Light-based time crystals may be used in precision timekeeping

This periodicity revealed a quantum system that naturally kept its own time, in essence making a light-based time crystal.

Making for an ability to be converted into everyday use, the team’s time crystal operates under relatively normal circumstances, not extreme conditions, such as in cryogenic temperatures, which is the case with many crystals.

Learn more: The Ancient Greek Treasure of the Amphiareion of Oropos

Berislav Buca, a physicist at the University of Oxford, who did not participate in the study, says “From my perspective, this experiment is important because it works at (relatively) high temperatures. This makes it closer to complex processes we see in the real world around us.”

Another ground-breaking feature of the time crystal is that constructing it  requires relatively few components, says Lute Maleki, the CEO of the photonic technology company OEwaves, who also is a co-author of the study.

“We are discovering a new world here”

“This is really a simple (device) architecture,” he emphasizes, adding “It should be accessible to a lot of (research) groups.” Maleki says that he hopes research in the future will use the crystal in both investigations of fundamental physics and real-life applications such as in precision timekeeping.

Although light-based time crystals may be a bit less accurate than atomic clocks, which are the most accurate timepieces in the world, their stability and ease of construction could make them optimal for communication or computation devices that must have very accurate timekeeping while also being able to function outside a laboratory, in real-world conditions.

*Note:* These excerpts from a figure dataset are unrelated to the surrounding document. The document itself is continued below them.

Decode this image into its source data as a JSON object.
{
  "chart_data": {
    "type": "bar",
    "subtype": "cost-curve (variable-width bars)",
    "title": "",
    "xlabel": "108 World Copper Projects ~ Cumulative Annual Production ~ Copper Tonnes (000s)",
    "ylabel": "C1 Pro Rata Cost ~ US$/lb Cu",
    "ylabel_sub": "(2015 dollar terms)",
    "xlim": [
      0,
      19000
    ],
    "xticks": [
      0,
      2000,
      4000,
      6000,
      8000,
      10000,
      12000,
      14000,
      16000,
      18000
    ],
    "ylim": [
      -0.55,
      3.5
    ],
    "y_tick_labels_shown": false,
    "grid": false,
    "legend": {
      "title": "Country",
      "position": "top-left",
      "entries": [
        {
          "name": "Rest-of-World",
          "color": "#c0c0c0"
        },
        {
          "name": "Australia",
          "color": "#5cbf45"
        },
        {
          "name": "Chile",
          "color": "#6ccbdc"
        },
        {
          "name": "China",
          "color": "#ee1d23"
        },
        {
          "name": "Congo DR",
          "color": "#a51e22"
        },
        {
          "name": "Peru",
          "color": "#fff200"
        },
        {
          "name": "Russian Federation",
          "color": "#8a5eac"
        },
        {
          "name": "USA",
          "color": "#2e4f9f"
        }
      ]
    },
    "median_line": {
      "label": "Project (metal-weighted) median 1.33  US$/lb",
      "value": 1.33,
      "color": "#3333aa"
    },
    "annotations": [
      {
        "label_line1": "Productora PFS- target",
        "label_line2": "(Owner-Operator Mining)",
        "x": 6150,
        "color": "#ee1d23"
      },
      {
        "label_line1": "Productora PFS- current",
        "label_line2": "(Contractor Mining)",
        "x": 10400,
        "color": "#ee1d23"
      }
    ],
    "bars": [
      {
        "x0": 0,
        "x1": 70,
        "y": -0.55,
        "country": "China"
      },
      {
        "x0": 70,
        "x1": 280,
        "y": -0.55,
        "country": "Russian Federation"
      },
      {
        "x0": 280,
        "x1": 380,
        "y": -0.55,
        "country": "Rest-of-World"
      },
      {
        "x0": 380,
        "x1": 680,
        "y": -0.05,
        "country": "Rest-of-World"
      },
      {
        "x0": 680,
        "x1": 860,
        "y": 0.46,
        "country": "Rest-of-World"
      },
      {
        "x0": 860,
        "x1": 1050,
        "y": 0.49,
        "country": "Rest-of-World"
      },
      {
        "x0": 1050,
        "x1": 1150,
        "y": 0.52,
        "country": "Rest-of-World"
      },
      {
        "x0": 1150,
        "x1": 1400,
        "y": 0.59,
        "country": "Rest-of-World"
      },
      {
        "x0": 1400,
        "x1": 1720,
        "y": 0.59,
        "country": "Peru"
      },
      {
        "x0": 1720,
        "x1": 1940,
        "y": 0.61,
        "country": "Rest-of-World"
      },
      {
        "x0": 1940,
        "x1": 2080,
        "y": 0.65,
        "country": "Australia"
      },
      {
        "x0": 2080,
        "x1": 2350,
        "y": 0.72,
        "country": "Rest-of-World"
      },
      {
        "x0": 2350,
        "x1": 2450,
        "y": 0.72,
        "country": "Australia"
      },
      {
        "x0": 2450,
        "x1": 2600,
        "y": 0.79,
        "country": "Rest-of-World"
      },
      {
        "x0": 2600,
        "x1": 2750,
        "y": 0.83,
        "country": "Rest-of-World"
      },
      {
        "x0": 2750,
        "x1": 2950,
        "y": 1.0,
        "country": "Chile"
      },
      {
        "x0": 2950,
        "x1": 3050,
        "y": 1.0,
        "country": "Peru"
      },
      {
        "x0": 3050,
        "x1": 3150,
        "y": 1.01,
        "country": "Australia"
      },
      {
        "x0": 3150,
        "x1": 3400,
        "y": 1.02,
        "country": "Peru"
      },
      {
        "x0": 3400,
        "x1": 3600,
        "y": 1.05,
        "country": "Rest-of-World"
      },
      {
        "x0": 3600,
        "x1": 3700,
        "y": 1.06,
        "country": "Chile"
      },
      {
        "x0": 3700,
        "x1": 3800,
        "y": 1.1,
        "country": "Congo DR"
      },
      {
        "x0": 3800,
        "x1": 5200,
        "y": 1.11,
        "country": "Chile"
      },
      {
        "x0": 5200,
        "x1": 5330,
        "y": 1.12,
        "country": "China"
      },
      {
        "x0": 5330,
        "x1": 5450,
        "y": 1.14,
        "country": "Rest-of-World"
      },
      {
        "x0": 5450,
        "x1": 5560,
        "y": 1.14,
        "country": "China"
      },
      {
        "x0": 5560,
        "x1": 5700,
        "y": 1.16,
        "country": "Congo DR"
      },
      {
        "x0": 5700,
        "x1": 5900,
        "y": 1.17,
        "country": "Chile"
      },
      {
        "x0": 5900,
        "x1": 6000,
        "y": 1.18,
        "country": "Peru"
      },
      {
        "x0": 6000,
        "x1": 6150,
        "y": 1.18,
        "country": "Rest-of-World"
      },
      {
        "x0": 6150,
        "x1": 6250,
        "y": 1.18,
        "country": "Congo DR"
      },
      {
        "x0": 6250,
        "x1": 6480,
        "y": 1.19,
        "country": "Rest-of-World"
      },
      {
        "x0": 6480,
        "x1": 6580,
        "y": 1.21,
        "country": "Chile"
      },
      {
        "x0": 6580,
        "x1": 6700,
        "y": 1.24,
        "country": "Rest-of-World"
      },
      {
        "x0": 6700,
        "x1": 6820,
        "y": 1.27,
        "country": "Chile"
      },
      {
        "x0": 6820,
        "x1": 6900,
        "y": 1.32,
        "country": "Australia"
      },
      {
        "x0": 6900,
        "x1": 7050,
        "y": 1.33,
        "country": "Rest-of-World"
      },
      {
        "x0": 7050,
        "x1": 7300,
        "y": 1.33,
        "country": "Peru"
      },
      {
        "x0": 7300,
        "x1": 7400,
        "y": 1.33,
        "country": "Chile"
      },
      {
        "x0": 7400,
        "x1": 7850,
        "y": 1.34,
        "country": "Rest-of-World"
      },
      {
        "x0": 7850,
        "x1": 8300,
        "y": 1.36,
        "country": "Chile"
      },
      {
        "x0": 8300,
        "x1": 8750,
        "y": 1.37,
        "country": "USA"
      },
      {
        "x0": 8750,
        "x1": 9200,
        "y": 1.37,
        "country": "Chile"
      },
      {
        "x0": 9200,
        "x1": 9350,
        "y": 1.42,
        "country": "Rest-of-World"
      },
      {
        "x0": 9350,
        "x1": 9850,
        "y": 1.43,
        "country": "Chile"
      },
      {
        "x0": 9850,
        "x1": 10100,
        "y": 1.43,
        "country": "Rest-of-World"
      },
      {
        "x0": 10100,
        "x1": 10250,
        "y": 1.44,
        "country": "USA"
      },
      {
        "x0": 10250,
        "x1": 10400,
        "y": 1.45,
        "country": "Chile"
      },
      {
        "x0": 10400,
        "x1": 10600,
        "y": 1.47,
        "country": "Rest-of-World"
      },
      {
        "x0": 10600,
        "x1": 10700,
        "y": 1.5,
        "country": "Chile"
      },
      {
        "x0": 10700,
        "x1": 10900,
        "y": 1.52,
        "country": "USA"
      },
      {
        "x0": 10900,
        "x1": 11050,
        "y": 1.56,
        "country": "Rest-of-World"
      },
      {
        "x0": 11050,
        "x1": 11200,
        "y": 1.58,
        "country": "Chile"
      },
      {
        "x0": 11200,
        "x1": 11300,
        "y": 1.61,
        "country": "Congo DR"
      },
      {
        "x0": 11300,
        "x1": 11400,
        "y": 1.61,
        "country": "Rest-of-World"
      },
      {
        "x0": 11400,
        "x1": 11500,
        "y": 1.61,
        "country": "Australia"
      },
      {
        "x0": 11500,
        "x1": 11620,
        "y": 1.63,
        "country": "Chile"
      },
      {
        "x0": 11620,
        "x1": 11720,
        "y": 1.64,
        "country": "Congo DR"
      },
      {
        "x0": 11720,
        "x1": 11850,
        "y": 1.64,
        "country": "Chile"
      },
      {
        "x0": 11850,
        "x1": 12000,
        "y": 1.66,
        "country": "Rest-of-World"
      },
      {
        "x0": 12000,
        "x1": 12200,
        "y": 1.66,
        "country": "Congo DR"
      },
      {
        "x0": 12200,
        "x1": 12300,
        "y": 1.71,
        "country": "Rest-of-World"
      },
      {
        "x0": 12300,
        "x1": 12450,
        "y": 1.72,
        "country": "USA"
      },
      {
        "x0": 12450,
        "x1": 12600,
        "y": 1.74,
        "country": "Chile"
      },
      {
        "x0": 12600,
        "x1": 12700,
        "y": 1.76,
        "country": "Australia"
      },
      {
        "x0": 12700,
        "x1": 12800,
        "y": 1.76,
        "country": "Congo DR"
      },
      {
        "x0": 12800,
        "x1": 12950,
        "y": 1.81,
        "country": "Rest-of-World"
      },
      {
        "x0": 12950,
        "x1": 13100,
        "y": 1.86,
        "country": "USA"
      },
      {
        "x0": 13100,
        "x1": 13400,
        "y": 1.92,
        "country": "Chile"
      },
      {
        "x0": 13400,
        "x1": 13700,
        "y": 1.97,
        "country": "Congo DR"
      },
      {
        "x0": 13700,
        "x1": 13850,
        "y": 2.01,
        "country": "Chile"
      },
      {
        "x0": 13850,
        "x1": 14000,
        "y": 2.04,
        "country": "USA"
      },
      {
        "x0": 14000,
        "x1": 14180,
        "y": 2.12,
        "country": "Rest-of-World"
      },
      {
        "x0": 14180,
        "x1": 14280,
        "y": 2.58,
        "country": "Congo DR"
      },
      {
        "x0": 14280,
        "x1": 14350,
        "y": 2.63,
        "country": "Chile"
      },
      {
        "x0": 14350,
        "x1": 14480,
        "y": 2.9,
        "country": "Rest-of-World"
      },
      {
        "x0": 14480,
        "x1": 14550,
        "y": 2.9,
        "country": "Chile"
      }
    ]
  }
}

Additionally, some common electronics fabrication techniques could possibly enable the time crystal’s implementation on chips, making it easier to add the system to existing consumer gadgets.

Another advantage is that physicists could study huge time crystals in the same way that they examine the properties of spatial crystals, as they have for decades, according to study co-author Krzysztof Sacha, who is a physicist at Poland’s Jagiellonian University.

“I think that is really opening a new (physics research) horizon,” Sacha points out.

Wilczek couldn’t agree more, stating “This is a whole new class of states of matter. It is very conceivable to me that, when you examine them, useful devices and other surprises will emerge. It’s virgin territory; we are discovering a new world here.”